Les marchés boursiers mondiaux ont terminé en hausse le 17 mars, malgré les incertitudes géopolitiques et la progression des prix du pétrole. Les investisseurs ont concentré leur attention sur les prochaines réunions des banques centrales.
En Europe, la Euronext Paris a gagné 0,49 %, tandis que la Bourse de Francfort a progressé de 0,71 % et celle de Londres de 0,83 %. À New York Stock Exchange, les indices ont également évolué à la hausse. Le Dow Jones Industrial Average a pris 0,83 %, le Nasdaq Composite a avancé de 1,22 % et le S&P 500 a progressé de 1,01 %.

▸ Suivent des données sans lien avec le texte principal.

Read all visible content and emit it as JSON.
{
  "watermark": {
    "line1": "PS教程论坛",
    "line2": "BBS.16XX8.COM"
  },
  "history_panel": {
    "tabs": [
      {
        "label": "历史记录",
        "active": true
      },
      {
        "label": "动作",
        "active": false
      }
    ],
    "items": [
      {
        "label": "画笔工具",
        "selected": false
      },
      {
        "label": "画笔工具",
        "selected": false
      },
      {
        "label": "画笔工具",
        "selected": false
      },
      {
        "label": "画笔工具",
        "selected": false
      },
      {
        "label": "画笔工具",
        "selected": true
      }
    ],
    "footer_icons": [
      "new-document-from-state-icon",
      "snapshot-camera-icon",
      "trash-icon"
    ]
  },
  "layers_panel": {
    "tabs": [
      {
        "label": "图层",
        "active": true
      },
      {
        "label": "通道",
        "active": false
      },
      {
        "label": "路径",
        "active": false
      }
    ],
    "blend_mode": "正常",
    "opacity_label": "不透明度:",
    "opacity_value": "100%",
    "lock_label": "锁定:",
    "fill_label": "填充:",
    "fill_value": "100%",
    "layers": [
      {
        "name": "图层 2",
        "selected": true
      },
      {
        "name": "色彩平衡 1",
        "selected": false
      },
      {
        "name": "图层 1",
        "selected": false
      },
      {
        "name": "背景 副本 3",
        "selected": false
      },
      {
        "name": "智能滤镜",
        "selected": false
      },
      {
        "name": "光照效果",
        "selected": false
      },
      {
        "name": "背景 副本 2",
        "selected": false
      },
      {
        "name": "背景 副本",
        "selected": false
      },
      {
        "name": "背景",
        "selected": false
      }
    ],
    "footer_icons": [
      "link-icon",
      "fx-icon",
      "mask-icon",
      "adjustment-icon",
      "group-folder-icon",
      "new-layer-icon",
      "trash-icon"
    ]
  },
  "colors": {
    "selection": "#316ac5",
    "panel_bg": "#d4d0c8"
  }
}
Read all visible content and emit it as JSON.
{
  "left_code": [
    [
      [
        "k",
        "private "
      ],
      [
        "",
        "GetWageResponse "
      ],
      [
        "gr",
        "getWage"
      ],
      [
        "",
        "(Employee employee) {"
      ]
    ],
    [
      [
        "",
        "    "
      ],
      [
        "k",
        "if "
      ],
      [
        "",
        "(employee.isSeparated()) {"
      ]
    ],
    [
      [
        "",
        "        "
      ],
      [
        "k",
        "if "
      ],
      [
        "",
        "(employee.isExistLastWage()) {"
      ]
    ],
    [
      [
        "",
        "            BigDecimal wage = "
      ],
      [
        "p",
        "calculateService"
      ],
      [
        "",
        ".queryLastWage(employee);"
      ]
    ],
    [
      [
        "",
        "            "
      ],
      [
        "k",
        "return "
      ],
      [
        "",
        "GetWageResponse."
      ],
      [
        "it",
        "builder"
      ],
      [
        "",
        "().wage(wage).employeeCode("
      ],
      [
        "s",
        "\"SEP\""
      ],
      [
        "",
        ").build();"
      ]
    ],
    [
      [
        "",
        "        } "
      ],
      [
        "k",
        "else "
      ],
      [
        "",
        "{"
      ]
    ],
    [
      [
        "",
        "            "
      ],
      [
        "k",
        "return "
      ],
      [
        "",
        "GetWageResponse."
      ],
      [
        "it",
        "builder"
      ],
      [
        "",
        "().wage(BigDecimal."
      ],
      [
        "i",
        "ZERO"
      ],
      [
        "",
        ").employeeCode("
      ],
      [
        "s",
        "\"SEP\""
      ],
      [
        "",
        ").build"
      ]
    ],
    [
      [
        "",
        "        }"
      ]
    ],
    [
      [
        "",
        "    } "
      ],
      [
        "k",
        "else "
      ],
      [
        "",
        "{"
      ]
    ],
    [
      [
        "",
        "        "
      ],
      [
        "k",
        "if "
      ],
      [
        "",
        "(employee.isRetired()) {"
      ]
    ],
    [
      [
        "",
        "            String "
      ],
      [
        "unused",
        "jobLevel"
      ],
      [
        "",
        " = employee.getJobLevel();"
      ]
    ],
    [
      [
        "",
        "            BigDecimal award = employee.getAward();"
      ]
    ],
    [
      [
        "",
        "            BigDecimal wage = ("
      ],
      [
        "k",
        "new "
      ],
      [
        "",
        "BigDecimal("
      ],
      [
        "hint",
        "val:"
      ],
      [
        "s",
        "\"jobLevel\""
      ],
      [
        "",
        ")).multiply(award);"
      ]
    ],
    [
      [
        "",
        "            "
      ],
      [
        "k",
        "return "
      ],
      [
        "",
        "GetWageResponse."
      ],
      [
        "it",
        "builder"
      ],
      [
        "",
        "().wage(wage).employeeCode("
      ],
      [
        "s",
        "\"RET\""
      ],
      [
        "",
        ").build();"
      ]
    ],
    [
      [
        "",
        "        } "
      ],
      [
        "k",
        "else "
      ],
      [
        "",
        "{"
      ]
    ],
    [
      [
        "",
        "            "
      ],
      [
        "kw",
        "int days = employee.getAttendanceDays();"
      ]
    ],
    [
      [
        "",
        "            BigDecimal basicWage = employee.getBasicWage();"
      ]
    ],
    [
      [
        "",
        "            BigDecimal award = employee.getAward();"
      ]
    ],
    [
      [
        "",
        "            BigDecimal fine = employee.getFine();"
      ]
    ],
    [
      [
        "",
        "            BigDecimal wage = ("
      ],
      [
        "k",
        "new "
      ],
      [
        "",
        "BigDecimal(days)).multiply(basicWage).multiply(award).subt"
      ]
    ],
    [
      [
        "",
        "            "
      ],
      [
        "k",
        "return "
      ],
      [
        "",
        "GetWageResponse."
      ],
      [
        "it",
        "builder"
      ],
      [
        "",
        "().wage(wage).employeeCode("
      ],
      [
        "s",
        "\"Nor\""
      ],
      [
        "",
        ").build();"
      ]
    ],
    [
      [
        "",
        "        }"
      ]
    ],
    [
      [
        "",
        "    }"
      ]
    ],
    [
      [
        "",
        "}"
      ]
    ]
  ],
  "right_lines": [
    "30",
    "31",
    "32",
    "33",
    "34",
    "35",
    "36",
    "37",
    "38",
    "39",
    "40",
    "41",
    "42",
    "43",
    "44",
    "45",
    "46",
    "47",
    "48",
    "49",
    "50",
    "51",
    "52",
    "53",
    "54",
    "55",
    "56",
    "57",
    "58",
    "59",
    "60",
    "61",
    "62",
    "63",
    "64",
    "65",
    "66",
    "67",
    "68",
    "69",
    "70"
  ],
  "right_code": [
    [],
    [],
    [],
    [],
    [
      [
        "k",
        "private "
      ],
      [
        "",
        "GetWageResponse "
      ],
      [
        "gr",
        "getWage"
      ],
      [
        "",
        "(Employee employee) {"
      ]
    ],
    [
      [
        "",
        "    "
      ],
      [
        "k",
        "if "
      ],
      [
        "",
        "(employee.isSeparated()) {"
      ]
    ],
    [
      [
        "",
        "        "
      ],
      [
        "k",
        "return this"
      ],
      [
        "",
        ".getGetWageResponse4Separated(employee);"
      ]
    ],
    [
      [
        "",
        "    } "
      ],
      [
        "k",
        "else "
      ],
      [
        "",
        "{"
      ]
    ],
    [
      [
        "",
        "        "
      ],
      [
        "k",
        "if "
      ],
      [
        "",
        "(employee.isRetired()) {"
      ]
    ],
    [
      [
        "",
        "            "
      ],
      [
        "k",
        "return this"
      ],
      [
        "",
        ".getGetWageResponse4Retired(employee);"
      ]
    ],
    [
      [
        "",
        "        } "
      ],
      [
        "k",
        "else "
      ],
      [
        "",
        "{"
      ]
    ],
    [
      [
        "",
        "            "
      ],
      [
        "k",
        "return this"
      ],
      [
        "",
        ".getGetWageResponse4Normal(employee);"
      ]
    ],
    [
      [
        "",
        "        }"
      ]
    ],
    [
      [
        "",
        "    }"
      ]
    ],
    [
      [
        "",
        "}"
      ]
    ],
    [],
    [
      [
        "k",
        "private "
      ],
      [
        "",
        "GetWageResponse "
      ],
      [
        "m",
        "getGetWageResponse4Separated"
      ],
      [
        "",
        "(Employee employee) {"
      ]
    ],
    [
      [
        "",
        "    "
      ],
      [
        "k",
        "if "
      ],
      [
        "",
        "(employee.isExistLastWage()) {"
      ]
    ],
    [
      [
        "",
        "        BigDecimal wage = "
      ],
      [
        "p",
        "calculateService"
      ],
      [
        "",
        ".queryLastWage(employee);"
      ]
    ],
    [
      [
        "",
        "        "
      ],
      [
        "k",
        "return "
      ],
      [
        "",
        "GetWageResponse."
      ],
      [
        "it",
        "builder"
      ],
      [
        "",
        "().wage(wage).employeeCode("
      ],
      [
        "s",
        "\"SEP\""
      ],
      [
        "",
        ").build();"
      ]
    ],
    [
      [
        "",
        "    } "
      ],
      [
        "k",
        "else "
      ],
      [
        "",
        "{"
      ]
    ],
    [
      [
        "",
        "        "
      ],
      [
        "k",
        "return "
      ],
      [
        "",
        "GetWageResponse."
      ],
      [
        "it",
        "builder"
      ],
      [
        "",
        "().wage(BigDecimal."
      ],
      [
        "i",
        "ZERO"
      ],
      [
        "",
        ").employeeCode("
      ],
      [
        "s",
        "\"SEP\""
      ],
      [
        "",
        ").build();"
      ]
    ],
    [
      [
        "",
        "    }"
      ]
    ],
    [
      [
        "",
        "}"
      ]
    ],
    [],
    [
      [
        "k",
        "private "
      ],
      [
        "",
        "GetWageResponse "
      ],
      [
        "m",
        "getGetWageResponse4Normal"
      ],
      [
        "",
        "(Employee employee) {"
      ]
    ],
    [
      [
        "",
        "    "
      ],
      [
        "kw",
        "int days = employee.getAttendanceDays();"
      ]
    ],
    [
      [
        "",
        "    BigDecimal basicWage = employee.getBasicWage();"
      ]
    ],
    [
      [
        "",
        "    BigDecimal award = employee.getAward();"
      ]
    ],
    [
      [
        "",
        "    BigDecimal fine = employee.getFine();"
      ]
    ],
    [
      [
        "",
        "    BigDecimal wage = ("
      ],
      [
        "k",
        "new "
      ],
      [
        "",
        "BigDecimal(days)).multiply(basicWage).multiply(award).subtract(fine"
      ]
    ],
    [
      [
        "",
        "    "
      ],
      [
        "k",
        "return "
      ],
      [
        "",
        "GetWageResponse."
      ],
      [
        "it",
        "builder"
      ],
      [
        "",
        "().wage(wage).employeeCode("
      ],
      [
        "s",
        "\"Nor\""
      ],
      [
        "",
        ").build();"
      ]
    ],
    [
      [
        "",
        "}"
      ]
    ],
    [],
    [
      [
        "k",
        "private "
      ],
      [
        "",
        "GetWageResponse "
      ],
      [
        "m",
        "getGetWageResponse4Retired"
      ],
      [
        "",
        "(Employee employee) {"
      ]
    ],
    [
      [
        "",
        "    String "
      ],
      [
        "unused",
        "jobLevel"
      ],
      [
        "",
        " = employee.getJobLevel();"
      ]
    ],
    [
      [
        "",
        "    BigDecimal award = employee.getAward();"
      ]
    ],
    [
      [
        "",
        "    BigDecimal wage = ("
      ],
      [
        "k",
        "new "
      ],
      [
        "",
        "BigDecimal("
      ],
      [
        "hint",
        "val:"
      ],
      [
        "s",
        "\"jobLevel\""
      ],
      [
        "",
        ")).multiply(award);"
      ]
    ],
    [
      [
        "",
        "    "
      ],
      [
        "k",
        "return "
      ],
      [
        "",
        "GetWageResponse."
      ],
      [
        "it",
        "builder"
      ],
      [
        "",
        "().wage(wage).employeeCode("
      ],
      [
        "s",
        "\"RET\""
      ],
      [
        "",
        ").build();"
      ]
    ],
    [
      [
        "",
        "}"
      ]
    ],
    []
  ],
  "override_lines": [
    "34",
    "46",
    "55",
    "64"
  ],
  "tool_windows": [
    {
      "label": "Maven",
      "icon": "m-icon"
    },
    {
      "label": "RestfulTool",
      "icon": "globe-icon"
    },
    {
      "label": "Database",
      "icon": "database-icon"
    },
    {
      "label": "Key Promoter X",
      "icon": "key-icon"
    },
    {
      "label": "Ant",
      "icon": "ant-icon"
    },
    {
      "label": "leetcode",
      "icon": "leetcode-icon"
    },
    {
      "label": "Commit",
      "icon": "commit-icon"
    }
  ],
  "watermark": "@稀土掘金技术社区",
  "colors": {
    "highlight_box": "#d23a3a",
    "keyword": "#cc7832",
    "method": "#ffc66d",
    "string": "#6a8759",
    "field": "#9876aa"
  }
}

Cette reprise intervient alors que les tensions persistent au Moyen-Orient. Le prix du baril de Brent crude pour livraison en mai a augmenté de 3,20 % pour atteindre 103,42 dollars. Le baril de West Texas Intermediate pour livraison en avril a gagné 2,90 % pour s’établir à 96,21 dollars.

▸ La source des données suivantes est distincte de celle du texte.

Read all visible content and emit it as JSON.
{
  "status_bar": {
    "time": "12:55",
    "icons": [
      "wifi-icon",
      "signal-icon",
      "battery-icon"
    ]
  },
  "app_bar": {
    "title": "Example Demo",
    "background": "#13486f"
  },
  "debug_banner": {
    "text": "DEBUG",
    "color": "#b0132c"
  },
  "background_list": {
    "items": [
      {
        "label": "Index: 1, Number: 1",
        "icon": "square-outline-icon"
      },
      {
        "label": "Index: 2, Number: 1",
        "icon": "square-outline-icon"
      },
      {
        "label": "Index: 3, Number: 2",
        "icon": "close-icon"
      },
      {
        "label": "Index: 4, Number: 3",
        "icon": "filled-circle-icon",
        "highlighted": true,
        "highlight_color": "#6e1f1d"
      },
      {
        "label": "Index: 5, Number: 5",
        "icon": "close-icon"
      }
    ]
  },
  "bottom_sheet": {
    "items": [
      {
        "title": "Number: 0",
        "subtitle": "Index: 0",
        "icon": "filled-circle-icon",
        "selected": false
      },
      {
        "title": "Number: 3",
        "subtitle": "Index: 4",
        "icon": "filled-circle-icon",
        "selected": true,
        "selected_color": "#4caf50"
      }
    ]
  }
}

Les investisseurs attendent les décisions des banques centrales. La Banque centrale européenne, la Banque d’Angleterre et la Réserve fédérale des États-Unis devraient maintenir leurs taux directeurs inchangés à court terme. Les marchés anticipent désormais une éventuelle baisse des taux américains à partir d’octobre, alors qu’elle était auparavant envisagée dès l’été.

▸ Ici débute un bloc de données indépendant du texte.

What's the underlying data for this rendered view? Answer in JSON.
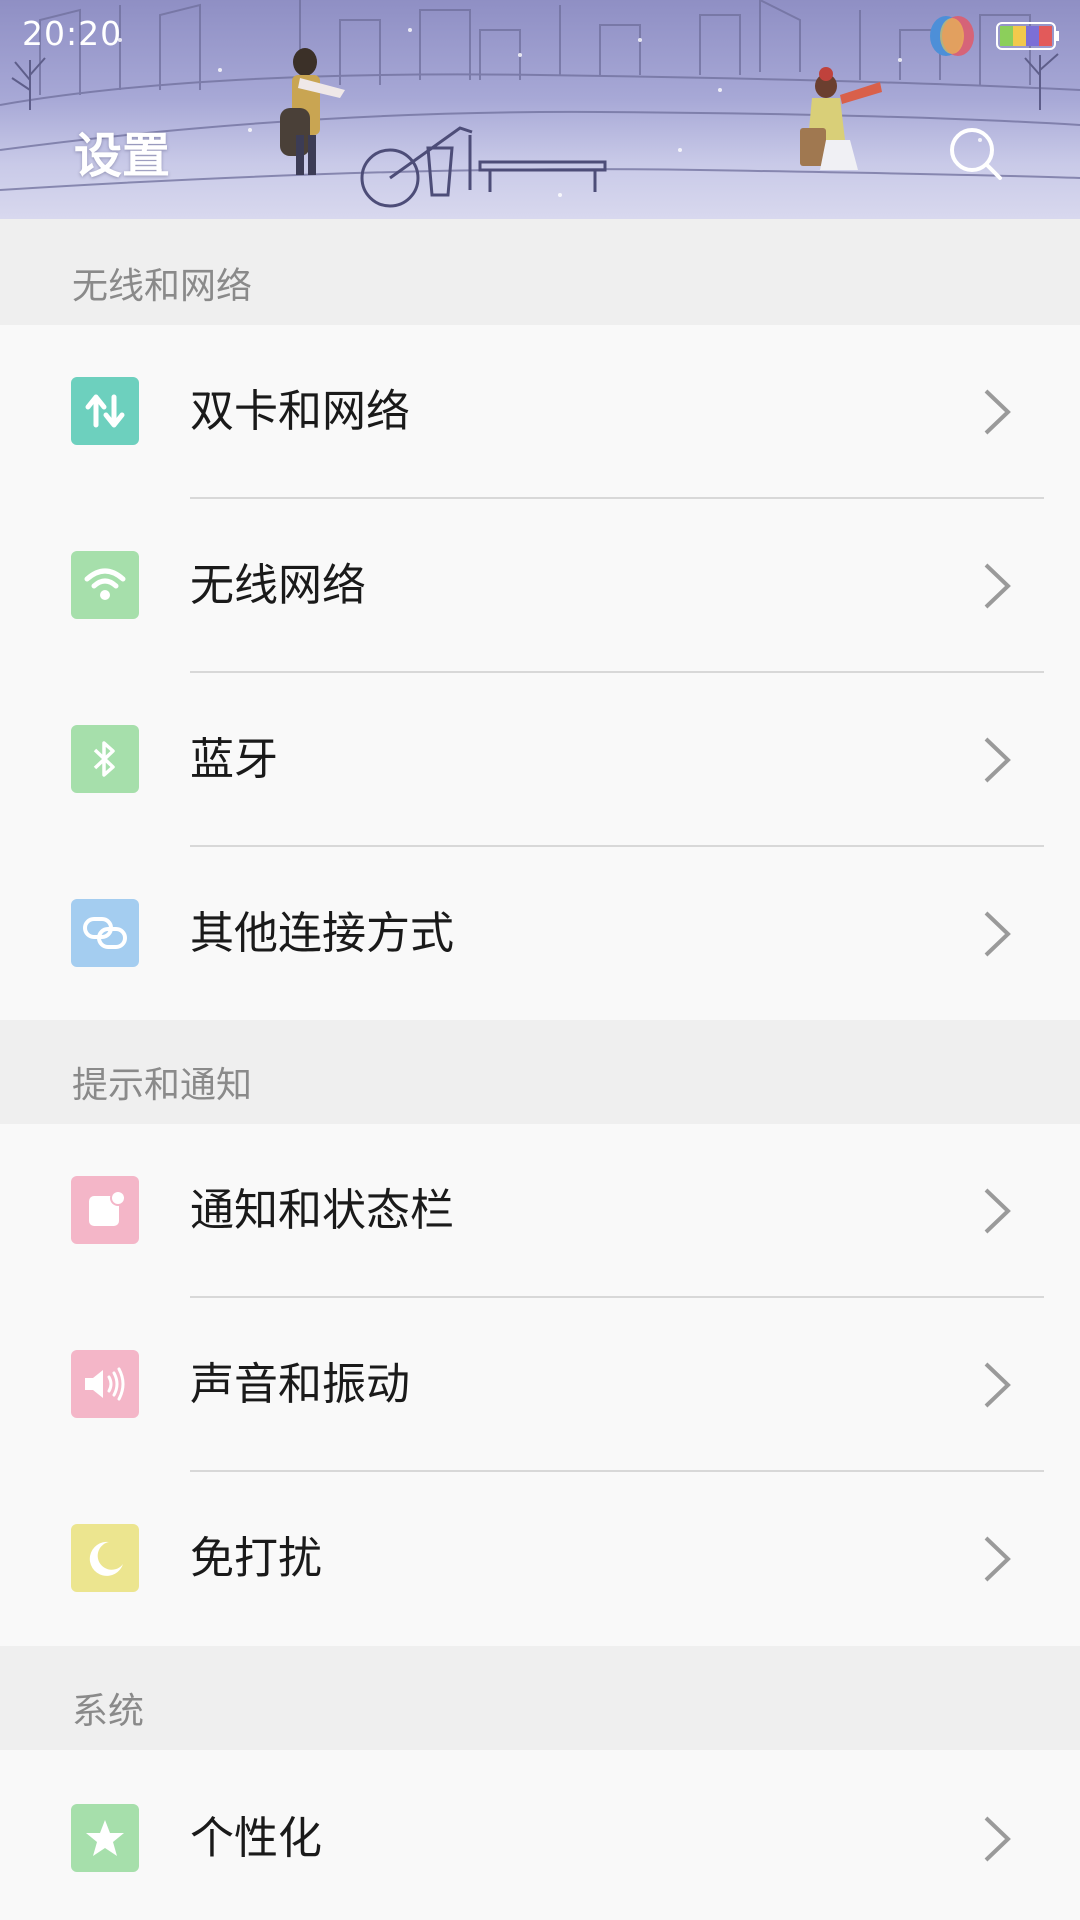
{
  "status_bar": {
    "time": "20:20"
  },
  "header": {
    "title": "设置"
  },
  "sections": [
    {
      "title": "无线和网络",
      "items": [
        {
          "label": "双卡和网络",
          "icon": "dual-sim-icon",
          "color": "#6dd0be"
        },
        {
          "label": "无线网络",
          "icon": "wifi-icon",
          "color": "#a6dfab"
        },
        {
          "label": "蓝牙",
          "icon": "bluetooth-icon",
          "color": "#a6dfab"
        },
        {
          "label": "其他连接方式",
          "icon": "link-icon",
          "color": "#a4cdf0"
        }
      ]
    },
    {
      "title": "提示和通知",
      "items": [
        {
          "label": "通知和状态栏",
          "icon": "notification-icon",
          "color": "#f4b6c8"
        },
        {
          "label": "声音和振动",
          "icon": "speaker-icon",
          "color": "#f4b6c8"
        },
        {
          "label": "免打扰",
          "icon": "moon-icon",
          "color": "#ece58f"
        }
      ]
    },
    {
      "title": "系统",
      "items": [
        {
          "label": "个性化",
          "icon": "star-icon",
          "color": "#a6dfab"
        }
      ]
    }
  ]
}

De son côté, la Banque de réserve d’Australie a relevé son taux directeur de 0,25 point pour le porter à 4,10 %, en raison de la hausse des prix des carburants liée aux tensions internationales.
Dans ce contexte, les rendements des obligations d’État ont légèrement reculé. Le taux de l’emprunt allemand à dix ans s’est établi autour de 2,90 %, celui de la France à 3,56 %, tandis que le rendement de l’obligation américaine à dix ans s’est situé à 4,20 %.
Sur le marché des changes, l’euro a progressé face au dollar. La monnaie européenne s’échangeait à 1,1539 dollar, alors que le billet vert s’est renforcé depuis le début des tensions en raison de son rôle central dans les transactions pétrolières.